DESCRIPTION: Diabetes has now reached epidemic status in the United States, affects 6.5% of the general population, and continues to increase at a very alarming rate. Periodontal disease is referred to as the sixth complication of diabetes. There is a reciprocal relationship between diabetes and periodontal disease where each condition exacerbates the other. We have recently observed that neutrophils and monocytes from diabetic patients contain elevated diacylglycerides (DAG), enhanced activity of protein kinase C (PKC), and can release significantly more superoxide and/or tumor necrosis factor-alpha than cells from healthy individuals. Superoxide, cytokines and matrix metalloproteinases play a significant role in the destruction of periodontal tissues in diabetes. Importantly, certain endogenous, anti-inflammatory lipids that result from transcellular metabolism of arachidonic and eicosapentaenoic acid (lipoxins, resolvins) were found to be highly effective in inhibiting superoxide release from diabetic neutrophils and blocking periodontal disease in a rabbit model.
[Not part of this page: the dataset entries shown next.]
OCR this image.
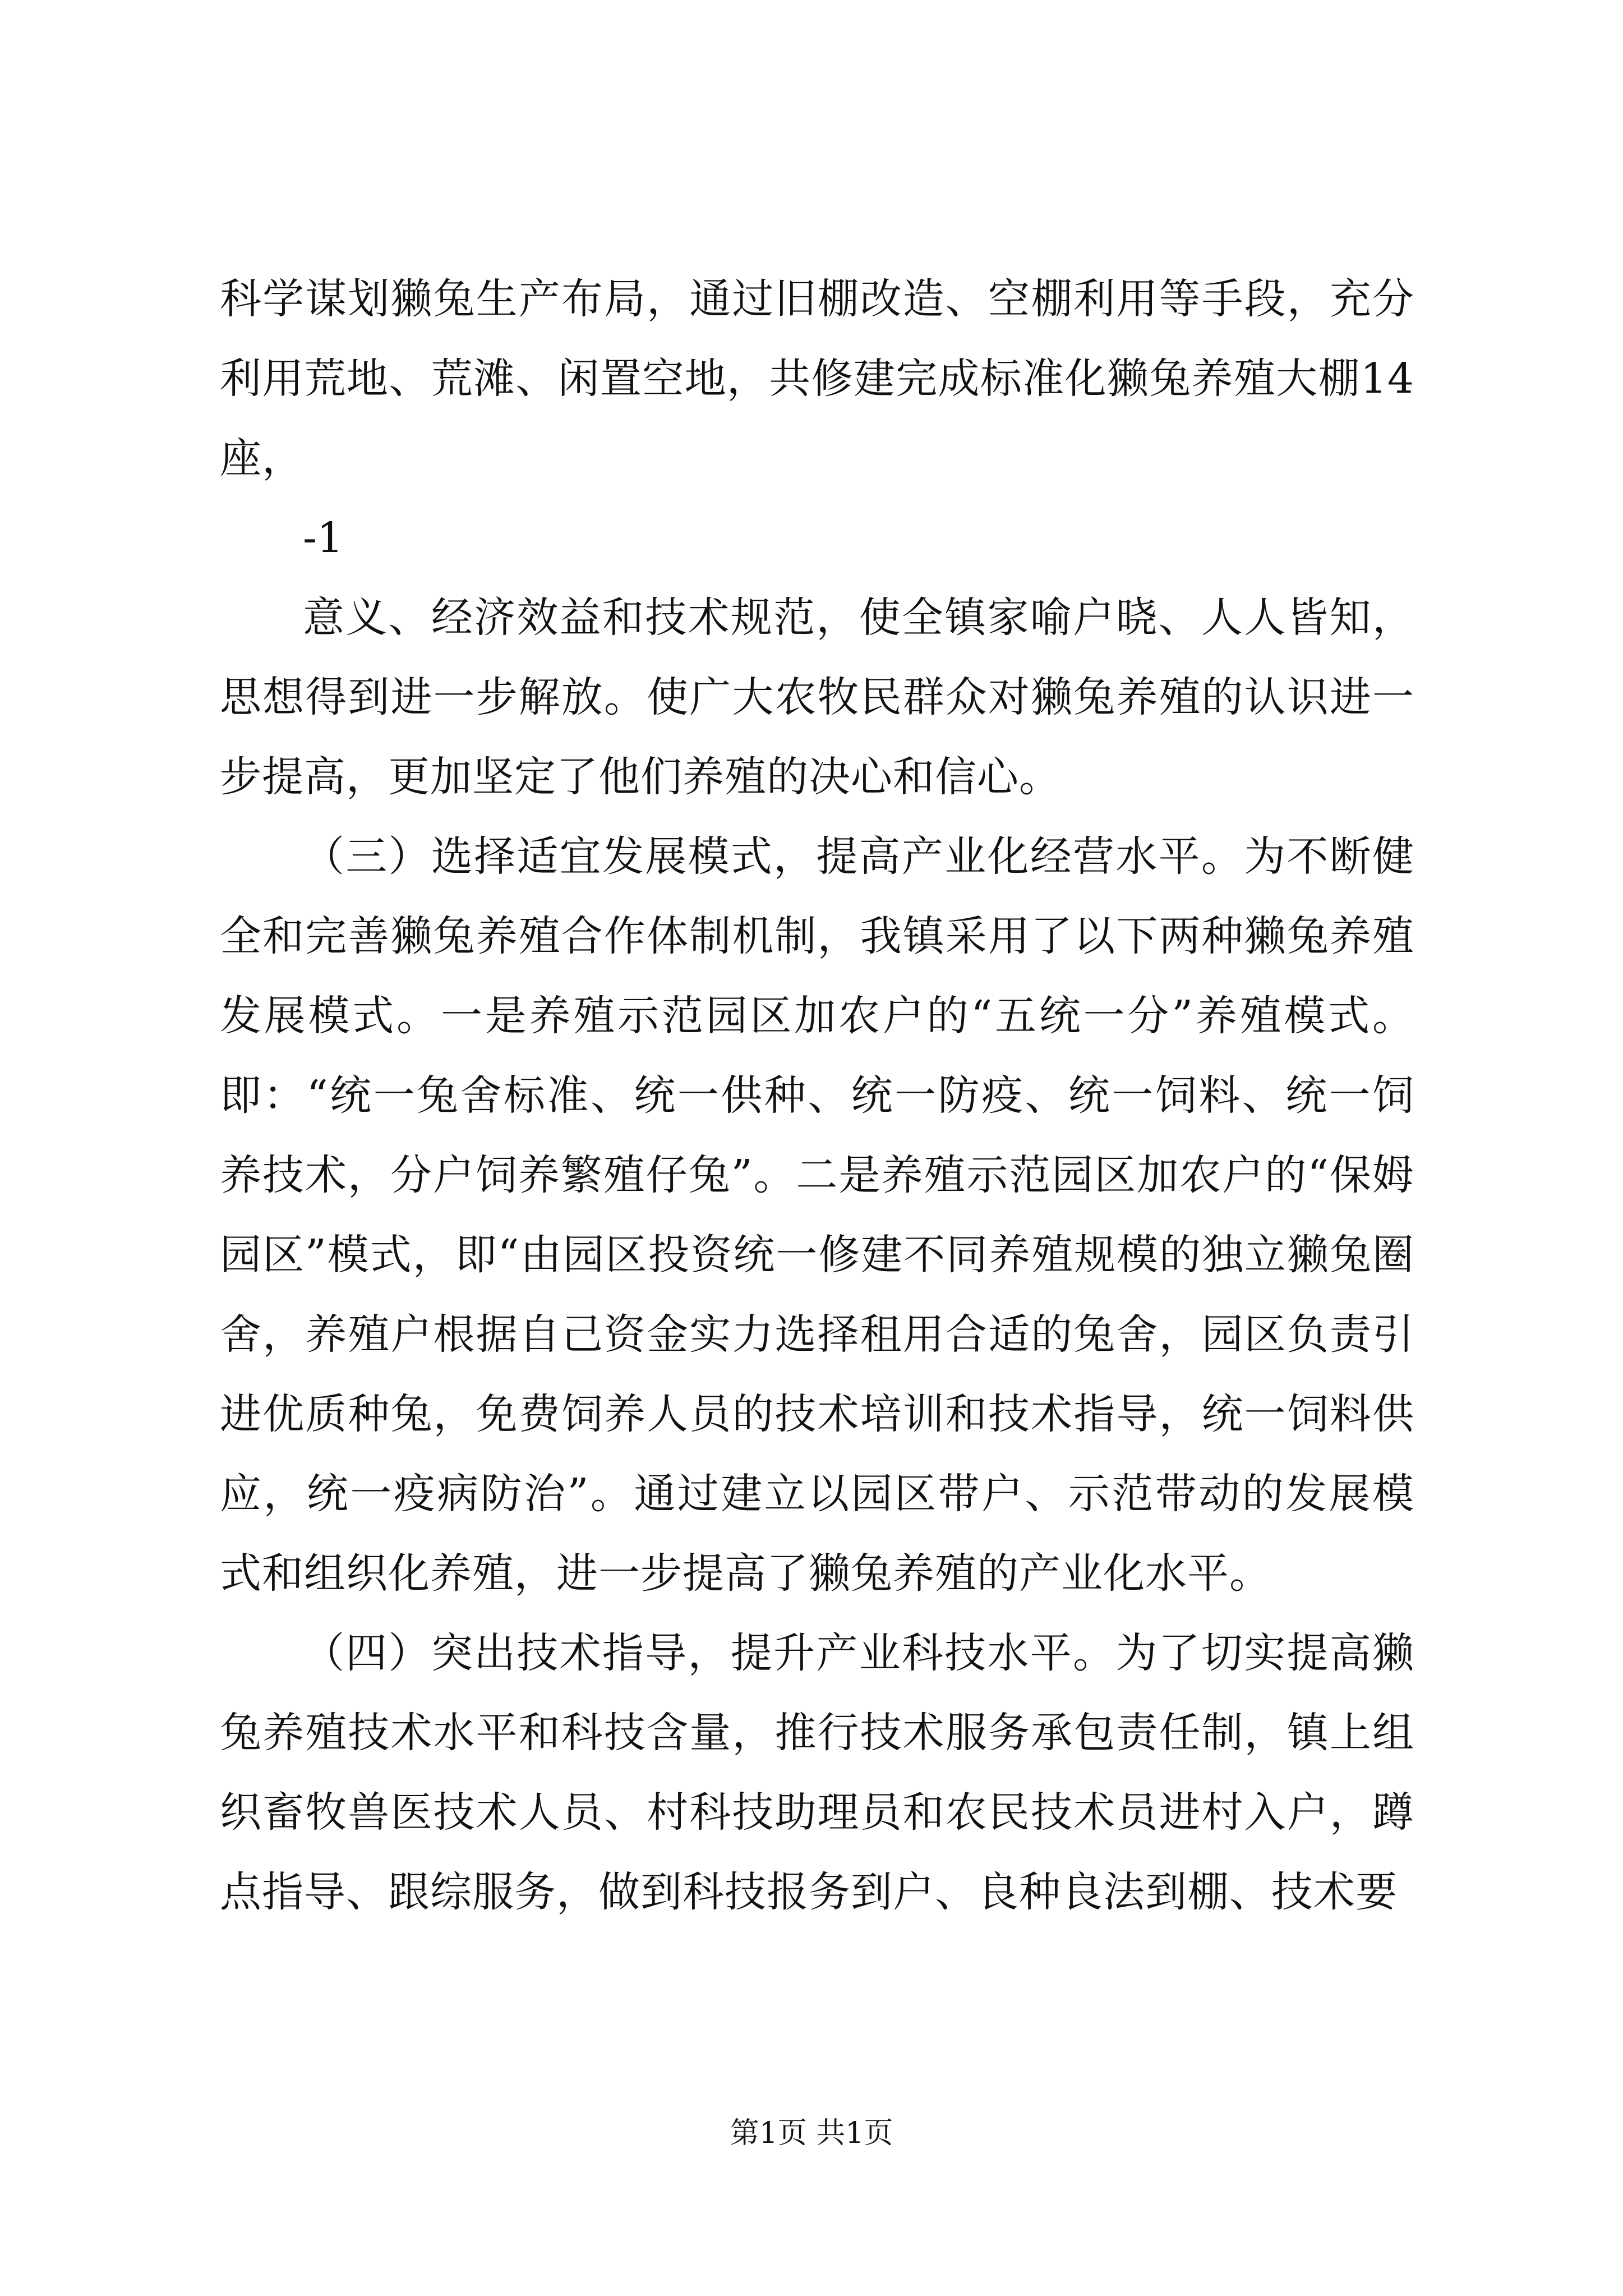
科学谋划獭兔生产布局，通过旧棚改造、空棚利用等手段，充分利用荒地、荒滩、闲置空地，共修建完成标准化獭兔养殖大棚14座，

-1

意义、经济效益和技术规范，使全镇家喻户晓、人人皆知，思想得到进一步解放。使广大农牧民群众对獭兔养殖的认识进一步提高，更加坚定了他们养殖的决心和信心。

（三）选择适宜发展模式，提高产业化经营水平。为不断健全和完善獭兔养殖合作体制机制，我镇采用了以下两种獭兔养殖发展模式。一是养殖示范园区加农户的“五统一分”养殖模式。即：“统一兔舍标准、统一供种、统一防疫、统一饲料、统一饲养技术，分户饲养繁殖仔兔”。二是养殖示范园区加农户的“保姆园区”模式，即“由园区投资统一修建不同养殖规模的独立獭兔圈舍，养殖户根据自己资金实力选择租用合适的兔舍，园区负责引进优质种兔，免费饲养人员的技术培训和技术指导，统一饲料供应，统一疫病防治”。通过建立以园区带户、示范带动的发展模式和组织化养殖，进一步提高了獭兔养殖的产业化水平。

（四）突出技术指导，提升产业科技水平。为了切实提高獭兔养殖技术水平和科技含量，推行技术服务承包责任制，镇上组织畜牧兽医技术人员、村科技助理员和农民技术员进村入户，蹲点指导、跟综服务，做到科技报务到户、良种良法到棚、技术要

第1页 共1页
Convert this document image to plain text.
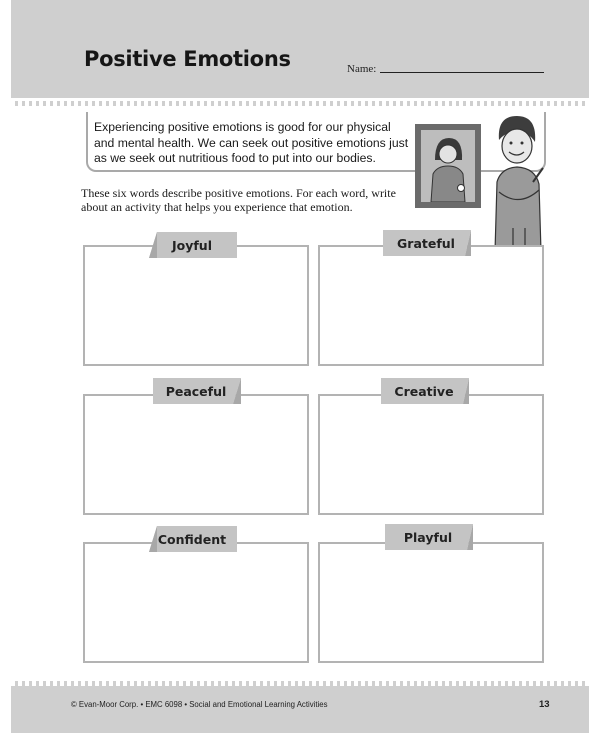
Positive Emotions	Name:

Experiencing positive emotions is good for our physical and mental health. We can seek out positive emotions just as we seek out nutritious food to put into our bodies.

These six words describe positive emotions. For each word, write about an activity that helps you experience that emotion.

Joyful	Grateful
Peaceful	Creative
Confident	Playful
© Evan-Moor Corp. • EMC 6098 • Social and Emotional Learning Activities	13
In this proposal, we will: 1) determine the molecular mechanisms responsible for alterations in DAG and PKC in diabetic patients; 2) uncover the biochemical basis for priming of neutrophils/monocytes in diabetes, and determine if this priming is prevented when patients are brought under glycemic control and/or treated for periodontal disease; 3) determine the signal transduction pathways by which advanced glycation end products (AGE) prime neutrophils; and 4) determine if certain endogenous anti-inflammatory lipid mediators (e.g., lipoxins, resolvins) can limit the inflammatory response in diabetes by blocking the enhanced functional responses of neutrophils and monocytes from these patients. Techniques of modern biochemistry, immunology and cell biology will be employed in these investigations. These studies have the potential of leading to better methods of treating periodontal disease and perhaps other complications of diabetes.

描述：糖尿病现已在美国达到流行病，影响了普通人群的6.5％，并以非常令人震惊的速度继续增加。牙周疾病被称为糖尿病的第六次并发症。糖尿病与牙周疾病之间存在相互关系，每种病情都会加剧彼此的影响。我们最近观察到，来自糖尿病患者的中性粒细胞和单核细胞含有升高的二酰基甘油酸酯（DAG），蛋白激酶C（PKC）的活性增强，并且比来自健康个体的细胞释放的超氧化物和/或超氧化物和/或肿瘤坏死因子-Alpha。超氧化物，细胞因子和基质金属蛋白酶在糖尿病牙周组织的破坏中起重要作用。重要的是，发现某些是由蛛网膜和eicosapentaenoic酸的跨细胞代谢（Lipoxins，resolvins）引起的某些内源性的，抗炎的脂质，该脂质在抑制糖尿病中性粒细胞中的上氧化含量高效，在兔模型中抑制超氧化物释放。 在此提案中，我们将：1）确定糖尿病患者中DAG和PKC改变的分子机制； 2）发现糖尿病中嗜中性粒细胞/单核细胞启动的生化基础，并确定当患者受到血糖控制和/或治疗牙周疾病时是否可以预防这种启动； 3）确定高级糖基化终产物（年龄）中性粒细胞的信号转导途径； 4）确定某些内源性抗炎脂质介质（例如，脂氧蛋白，溶质蛋白）是否通过阻止这些患者的中性粒细胞和单核细胞的功能反应来限制糖尿病的炎症反应。这些研究将采用现代生物化学，免疫学和细胞生物学的技术。这些研究有可能导致更好地治疗牙周疾病以及其他糖尿病并发症的方法。